Knowing Mr Parsons was then badly hurt, he failed to get any medical help for the victim in what was described as “reckless disregard for the consequences” of his actions.
The cyclist was said to have been abandoned at the side of the road in the dark and remote area in “inclement weather”.
 

Drago

Legendary Member
Aye, nothing like a bit of insider knowledge to speed things along. Such a confession itself would be heresy, but the information therein may indeed have been sufficient to find something evidential and then it all unravels from there.

Either way, a horrible thing to do.to.anotjer human being.
 

brommieinkorea

Active Member
I’ve seen a suggestion on social media that one of the accused confessed to his fiancée who (good on her) went straight to the police. This may have been the catalyst in December 2021 that led to the discovery of Mr Parson’s body.

This part 👇 of the report of the trial must have been horrific for the victim’s family.

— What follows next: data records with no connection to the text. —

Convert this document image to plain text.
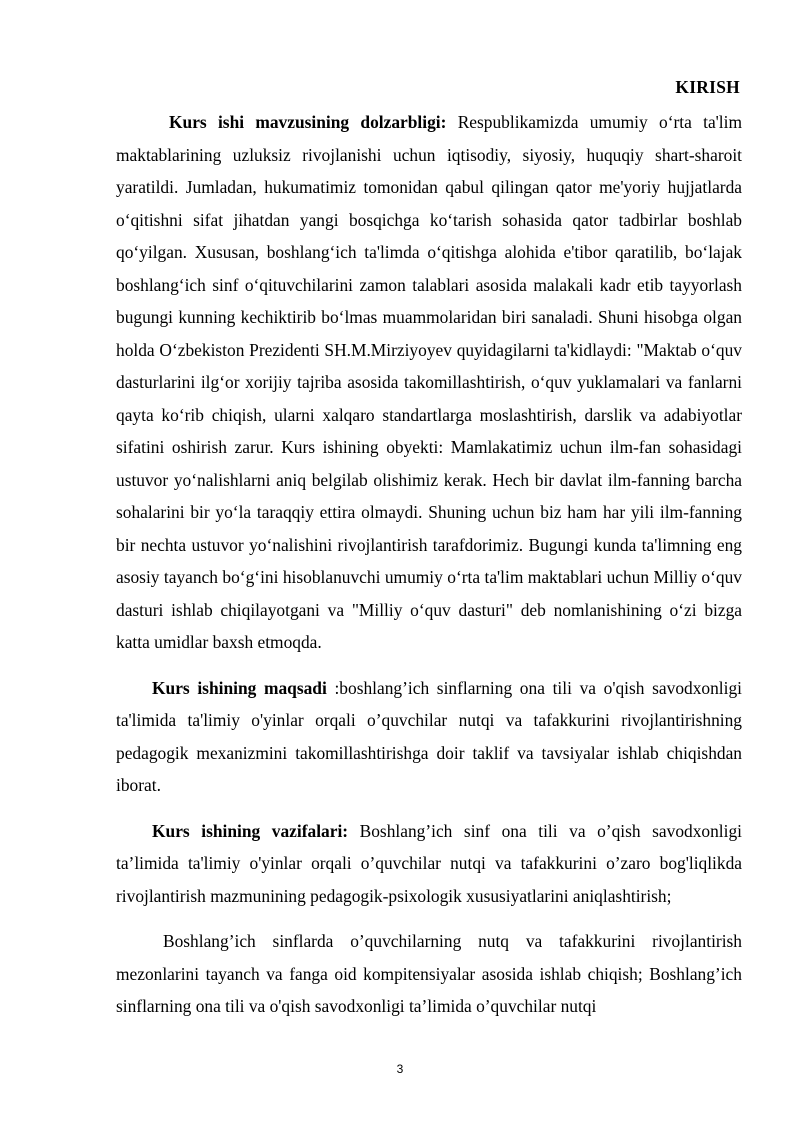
KIRISH

Kurs ishi mavzusining dolzarbligi: Respublikamizda umumiy o‘rta ta'lim maktablarining uzluksiz rivojlanishi uchun iqtisodiy, siyosiy, huquqiy shart-sharoit yaratildi. Jumladan, hukumatimiz tomonidan qabul qilingan qator me'yoriy hujjatlarda o‘qitishni sifat jihatdan yangi bosqichga ko‘tarish sohasida qator tadbirlar boshlab qo‘yilgan. Xususan, boshlang‘ich ta'limda o‘qitishga alohida e'tibor qaratilib, bo‘lajak boshlang‘ich sinf o‘qituvchilarini zamon talablari asosida malakali kadr etib tayyorlash bugungi kunning kechiktirib bo‘lmas muammolaridan biri sanaladi. Shuni hisobga olgan holda O‘zbekiston Prezidenti SH.M.Mirziyoyev quyidagilarni ta'kidlaydi: "Maktab o‘quv dasturlarini ilg‘or xorijiy tajriba asosida takomillashtirish, o‘quv yuklamalari va fanlarni qayta ko‘rib chiqish, ularni xalqaro standartlarga moslashtirish, darslik va adabiyotlar sifatini oshirish zarur. Kurs ishining obyekti: Mamlakatimiz uchun ilm-fan sohasidagi ustuvor yo‘nalishlarni aniq belgilab olishimiz kerak. Hech bir davlat ilm-fanning barcha sohalarini bir yo‘la taraqqiy ettira olmaydi. Shuning uchun biz ham har yili ilm-fanning bir nechta ustuvor yo‘nalishini rivojlantirish tarafdorimiz. Bugungi kunda ta'limning eng asosiy tayanch bo‘g‘ini hisoblanuvchi umumiy o‘rta ta'lim maktablari uchun Milliy o‘quv dasturi ishlab chiqilayotgani va "Milliy o‘quv dasturi" deb nomlanishining o‘zi bizga katta umidlar baxsh etmoqda.

Kurs ishining maqsadi :boshlang’ich sinflarning ona tili va o'qish savodxonligi ta'limida ta'limiy o'yinlar orqali o’quvchilar nutqi va tafakkurini rivojlantirishning pedagogik mexanizmini takomillashtirishga doir taklif va tavsiyalar ishlab chiqishdan iborat.

Kurs ishining vazifalari: Boshlang’ich sinf ona tili va o’qish savodxonligi ta’limida ta'limiy o'yinlar orqali o’quvchilar nutqi va tafakkurini o’zaro bog'liqlikda rivojlantirish mazmunining pedagogik-psixologik xususiyatlarini aniqlashtirish;

Boshlang’ich sinflarda o’quvchilarning nutq va tafakkurini rivojlantirish mezonlarini tayanch va fanga oid kompitensiyalar asosida ishlab chiqish; Boshlang’ich sinflarning ona tili va o'qish savodxonligi ta’limida o’quvchilar nutqi

3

It shows that Mr Parsons wasn’t killed immediately in the collision but remained badly injured until the two accused dragged him and his bike into another vehicle before abandoning him to die in some remote spot where he’d never be found in time.

There’s a level of callousness here that I hope is punished severely at sentencing.

Knowing Mr Parsons was then badly hurt, he failed to get any medical help for the victim in what was described as “reckless disregard for the consequences” of his actions.
The cyclist was said to have been abandoned at the side of the road in the dark and remote area in “inclement weather”.

This makes it murder. Sad that they get away with it because the injury was caused by car, and they copped to some much lesser crime.